Darknet is a popular neural network framework. This module first finds the most conspicuous (salient) object in the scene, then identifies it using a deep neural network. It returns the top scoring candidates.
This module runs a Darknet network on an image window around the most salient point and shows the top-scoring results. The network is currently a bit slow, hence it is only run once in a while. Point your camera towards some interesting object, and wait for Darknet to tell you what it found.
Note that by default this module runs the Imagenet1k tiny Darknet (it can also run the slightly slower but a bit more accurate Darknet Reference network; see parameters). There are 1000 different kinds of objects (object classes) that this network can recognize (too long to list here).
Sometimes it will make mistakes! The performance of darknet-tiny is about 58.7% correct (mean average precision) on the test set, and Darknet Reference is about 61.1% correct on the test set. This is when running these networks at 224x224 network input resolution (see parameter netin).

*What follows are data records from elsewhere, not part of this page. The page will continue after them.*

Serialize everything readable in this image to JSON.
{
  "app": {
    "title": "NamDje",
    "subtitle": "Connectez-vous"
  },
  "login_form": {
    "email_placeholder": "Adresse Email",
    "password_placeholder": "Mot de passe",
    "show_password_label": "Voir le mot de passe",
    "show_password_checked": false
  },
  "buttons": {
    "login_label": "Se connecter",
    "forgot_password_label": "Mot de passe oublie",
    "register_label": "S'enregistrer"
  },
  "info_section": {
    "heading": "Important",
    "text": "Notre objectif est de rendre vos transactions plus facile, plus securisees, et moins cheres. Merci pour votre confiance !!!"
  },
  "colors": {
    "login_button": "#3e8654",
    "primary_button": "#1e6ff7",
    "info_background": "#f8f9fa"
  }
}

Neural network size and speed
When using networks that are fully convolutional (as is the case for the default networks provided with this module), one can resize the network to any desired input size. The network size direcly affects both speed and accuracy. Larger networks run slower but are more accurate.
This module provides two parameters that allow you to adjust this tradeoff:
foa determines the size of a region of interest that is cropped around the most salient location
netin determines the size to which that region of interest is rescaled and fed to the neural network
with netin = (224 224), this module runs at about 450ms/prediction.
with netin = (128 128), this module runs at about 180ms/prediction.
Finally note that, when using video mappings with USB output, irrespective of foa and netin, the crop around the most salient image region (with size given by foa) will always be rescaled so that, when placed to the right of the input image, it fills the desired USB output dims. For example, if camera mode is 320x240 and USB output size is 544x240, then the attended and recognized object will be rescaled to 224x224 (since 224 = 544-320) for display purposes only. This is so that one does not need to change USB video resolution while playing with diffrent values of foa and netin live.
On every frame where detection results were obtained, this module sends a message
T2 x y
where framenum is the frame number (starts at 0). The T2 message is a standardized message about the location and size of the salient region of interest in which the object was found. The message can be customized, see Standardized serial messages formatting.
In addition, when detections are found which are above threshold, up to top messages will be sent, for those category candidates that have scored above thresh:
DKR category score
where category is the category name (from namefile) and score is the confidence score from 0.0 to 100.0
Width and height (in pixels) of the focus of attention. This is the size of the image crop that is taken around the most salient location in each frame. The foa size must fit within the camera input frame size.
Width and height (in pixels) of the neural network input layer. This is the size to which the image crop taken around the most salient location in each frame will be rescaled before feeding to the neural network.